Emergence of Alistair Johnston is proof that there are diamonds in Canada's soccer rough
Men's national team benefiting from his growth in Scottish Premiership
Alistair Johnston sat in a Toronto hotel lobby on Sunday, still a little bleary-eyed from the seven-hour flight home from Suriname, where he earned his 50th cap for Canada in fitting fashion last week: a 1-0 win in sweltering conditions in a country he struggled to find on a map.
My goodness, it borders Brazil, he thought when he discovered it.
The 26-year-old Johnston has made an equally surprising arrival on the soccer scene.
In 2019, he was playing collegiate soccer at Wake Forest and spending his summer with Vaughan Azzurri in League1 Ontario. Five years later, he is a principal actor in the Canadian men's return to form and recently captained Scottish club giant Celtic.
"A perfect day," he said of his afternoon with the armband, a 3-0 win over Motherwell in which he scored for good measure. "The outpouring of love and support I got from Celtic fans and back here, it felt like such an important and special thing."
In Europe, most future stars sign contracts when they're as young as eight. The same is becoming true in Canada, where virtually all national youth team picks play in Major League Soccer academies. Talented children on the outside can feel like they're hopelessly behind.
Johnston is proof they are not.
"I was never silver spooned like that," he said. "I just really loved the sport. If you are a good player, a good person, you work hard and do all the right things, you will get opportunities. People will see you. It doesn't really matter where you are."
His slow build was helpful in some ways. He had always been a midfielder, but during his senior year in college he was converted to fullback, a position of constant, considerable evolution. At 21, he was still an amateur in every sense.
He excelled in his new role, accelerating his progress enough to see him picked 11th overall by Nashville in the MLS draft. After just two seasons there, and one with CF Montreal, he was off to Scotland.
His rise within the Canadian ranks was somehow quicker.
"Alistair is a huge part of what we're doing," men's coach Jesse Marsch said. "We all know that as a leader and as a player that he's getting better and better and bigger and bigger in terms of what he means to us."
The relationship between club and country can sometimes be fraught, especially when massive sides like Celtic have a shared stake in a talent.
Johnston's twin emergence as a professional and an international has been instructive, happily closer to symbiotic: His play for Canada improved with each new competitive level; in turn, his appearances for Canada boosted his profile, granting him better opportunities.
"It's helped me so much being on a bigger stage," Johnston said.
For many soccer fans, Johnston came into view three years ago when Canada hosted Costa Rica and Mexico in cold and snowy Edmonton. He was a revelation during the famed "Iceteca" win over Mexico in particular — defensively sound, an attacking threat, and a leader on and off the pitch.
In the heated days before the World Cup in Qatar in 2022, Celtic bit before his stock could rise even higher. Shortly before Canada's opening match against Belgium, Johnston spent four hours in Doha getting MRIs to pass the club's medical.
"It was a lot going on at once," he said.
He had been cagey at a World Cup news conference when rumours of his impending move to Scotland first surfaced, confessing only that his phone had suddenly blown up.
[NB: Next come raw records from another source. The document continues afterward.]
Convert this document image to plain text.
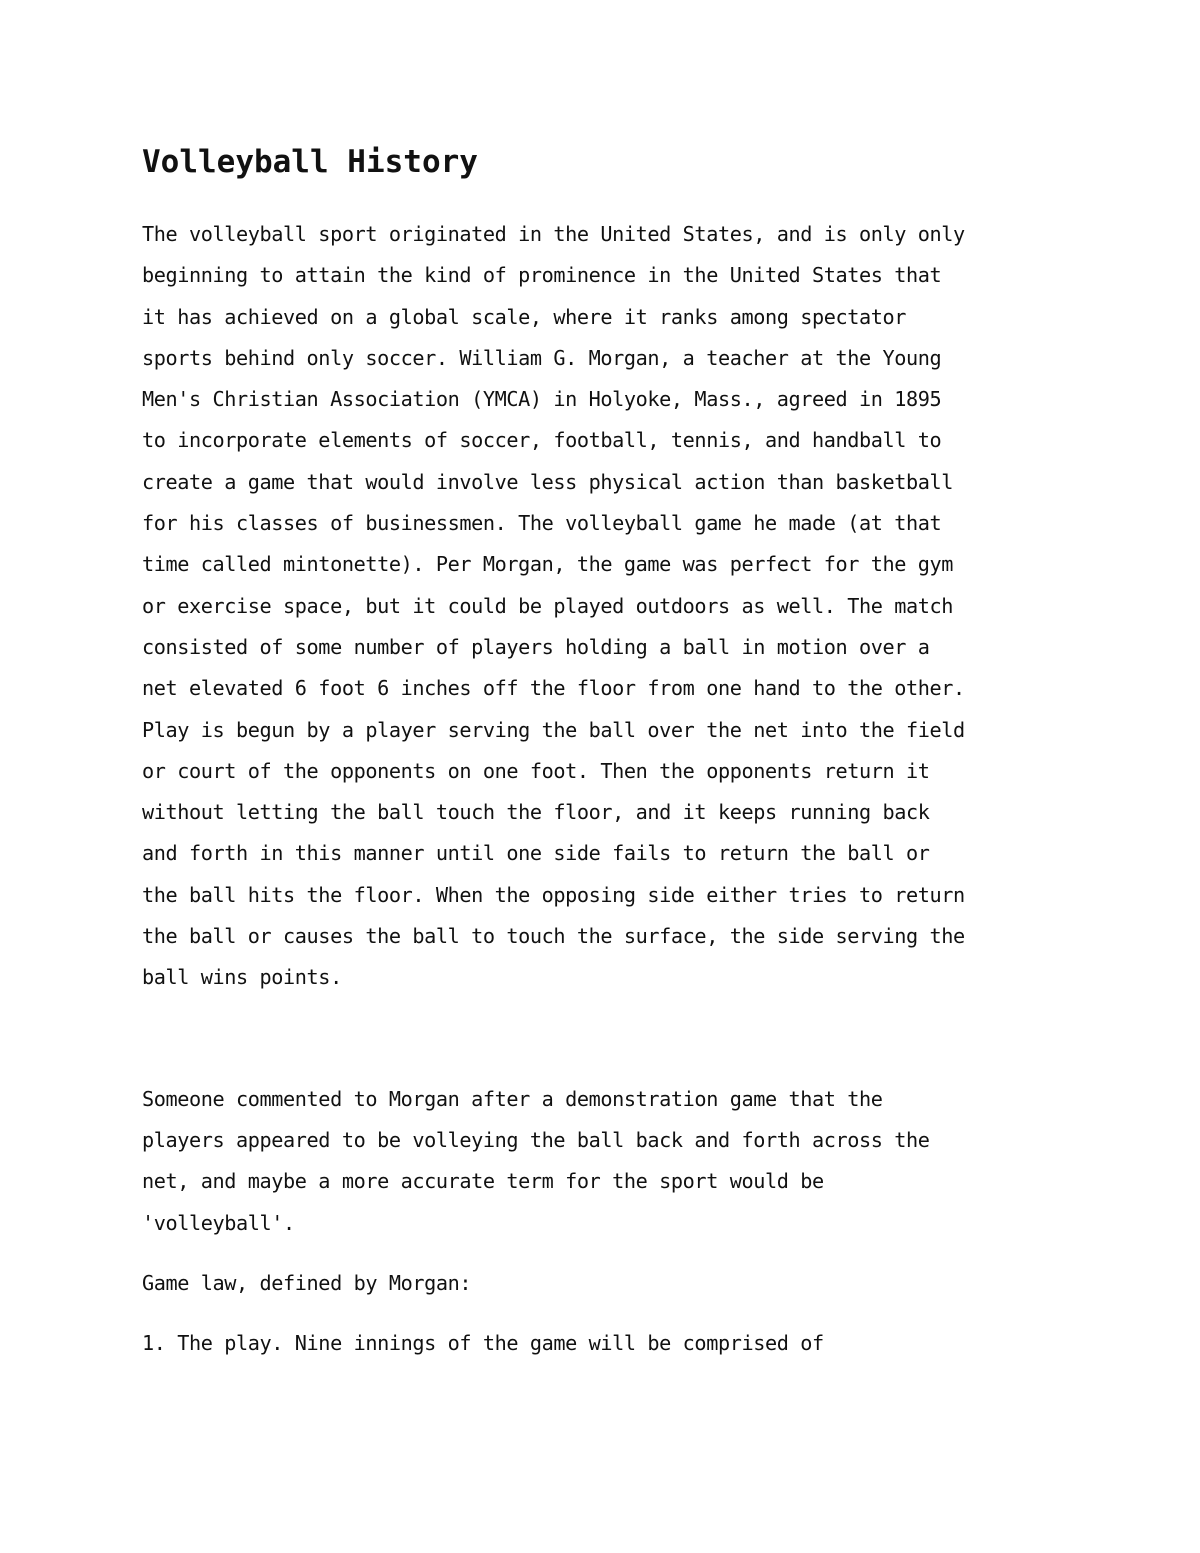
Volleyball History

The volleyball sport originated in the United States, and is only only
beginning to attain the kind of prominence in the United States that
it has achieved on a global scale, where it ranks among spectator
sports behind only soccer. William G. Morgan, a teacher at the Young
Men's Christian Association (YMCA) in Holyoke, Mass., agreed in 1895
to incorporate elements of soccer, football, tennis, and handball to
create a game that would involve less physical action than basketball
for his classes of businessmen. The volleyball game he made (at that
time called mintonette). Per Morgan, the game was perfect for the gym
or exercise space, but it could be played outdoors as well. The match
consisted of some number of players holding a ball in motion over a
net elevated 6 foot 6 inches off the floor from one hand to the other.
Play is begun by a player serving the ball over the net into the field
or court of the opponents on one foot. Then the opponents return it
without letting the ball touch the floor, and it keeps running back
and forth in this manner until one side fails to return the ball or
the ball hits the floor. When the opposing side either tries to return
the ball or causes the ball to touch the surface, the side serving the
ball wins points.

Someone commented to Morgan after a demonstration game that the
players appeared to be volleying the ball back and forth across the
net, and maybe a more accurate term for the sport would be
'volleyball'.

Game law, defined by Morgan:

1. The play. Nine innings of the game will be comprised of
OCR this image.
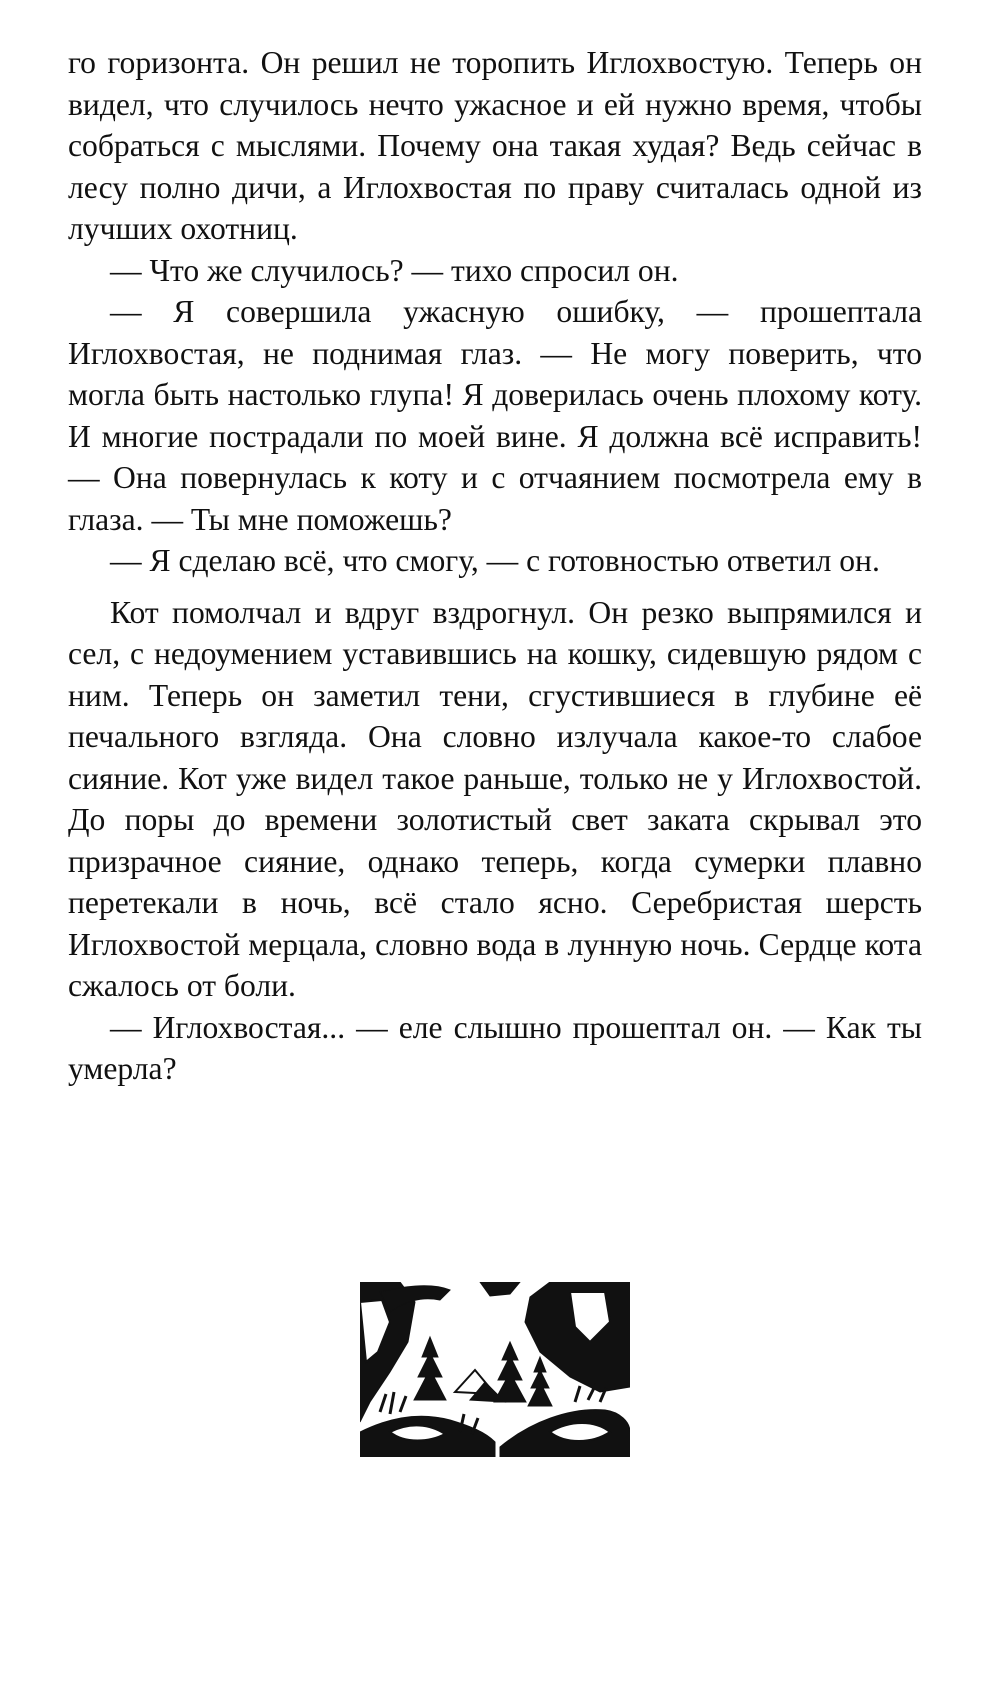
го горизонта. Он решил не торопить Иглохвостую. Теперь он видел, что случилось нечто ужасное и ей нужно время, чтобы собраться с мыслями. Почему она такая худая? Ведь сейчас в лесу полно дичи, а Иглохвостая по праву считалась одной из лучших охотниц.

— Что же случилось? — тихо спросил он.

— Я совершила ужасную ошибку, — прошептала Иглохвостая, не поднимая глаз. — Не могу поверить, что могла быть настолько глупа! Я доверилась очень плохому коту. И многие пострадали по моей вине. Я должна всё исправить! — Она повернулась к коту и с отчаянием посмотрела ему в глаза. — Ты мне поможешь?

— Я сделаю всё, что смогу, — с готовностью ответил он.

Кот помолчал и вдруг вздрогнул. Он резко выпрямился и сел, с недоумением уставившись на кошку, сидевшую рядом с ним. Теперь он заметил тени, сгустившиеся в глубине её печального взгляда. Она словно излучала какое-то слабое сияние. Кот уже видел такое раньше, только не у Иглохвостой. До поры до времени золотистый свет заката скрывал это призрачное сияние, однако теперь, когда сумерки плавно перетекали в ночь, всё стало ясно. Серебристая шерсть Иглохвостой мерцала, словно вода в лунную ночь. Сердце кота сжалось от боли.

— Иглохвостая... — еле слышно прошептал он. — Как ты умерла?
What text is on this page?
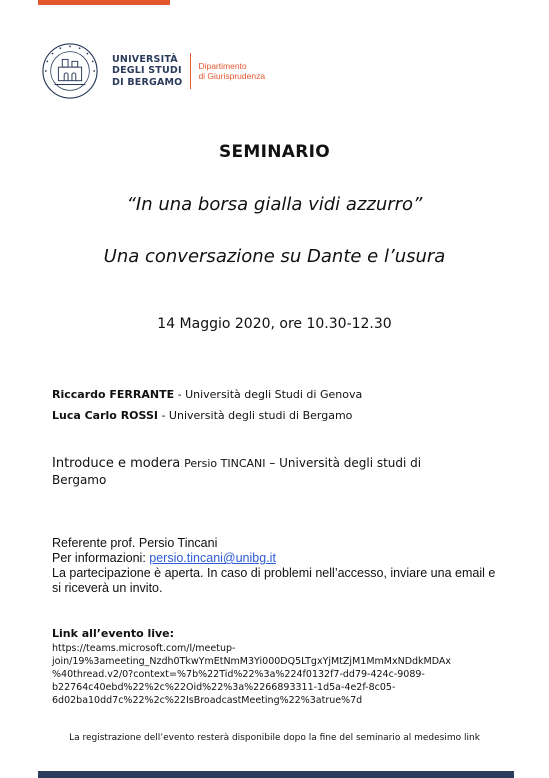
UNIVERSITÀ
DEGLI STUDI
DI BERGAMO
Dipartimento
di Giurisprudenza
SEMINARIO
“In una borsa gialla vidi azzurro”
Una conversazione su Dante e l’usura
14 Maggio 2020, ore 10.30-12.30
Riccardo FERRANTE - Università degli Studi di Genova
Luca Carlo ROSSI - Università degli studi di Bergamo
Introduce e modera Persio TINCANI – Università degli studi di Bergamo
Referente prof. Persio Tincani
Per informazioni: persio.tincani@unibg.it
La partecipazione è aperta. In caso di problemi nell’accesso, inviare una email e si riceverà un invito.
Link all’evento live:
https://teams.microsoft.com/l/meetup-
join/19%3ameeting_Nzdh0TkwYmEtNmM3Yi000DQ5LTgxYjMtZjM1MmMxNDdkMDAx
%40thread.v2/0?context=%7b%22Tid%22%3a%224f0132f7-dd79-424c-9089-
b22764c40ebd%22%2c%22Oid%22%3a%2266893311-1d5a-4e2f-8c05-
6d02ba10dd7c%22%2c%22IsBroadcastMeeting%22%3atrue%7d
La registrazione dell’evento resterà disponibile dopo la fine del seminario al medesimo link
Now his career has followed — and with it, he hopes, Canada's reputation as a producer of all-world soccer talent.
He pointed to last summer's three-game gauntlet against the Netherlands, France, and Argentina as the sort of high-profile string that generations of Canadian players could only dream of experiencing.
"It keeps pushing the Canadian passport further up the ranks," Johnston said. "That's the whole point of growing the game in this country."
As if on cue, his teammates began pouring out of the hotel elevators behind him. A bus waited for them outside, ready to take them to train for Tuesday's home leg of their CONCACAF Nations League quarterfinal with now-familiar Suriname.
Asked how many caps he thought he might earn when he was young, Johnston laughed. "One? Maybe ten if I was lucky."
Instead, he's on 50.
"It's not lost on me, that number," he said, before he lifted himself out of his chair and set off to earn his 51st, knowing better than most what it means to be found.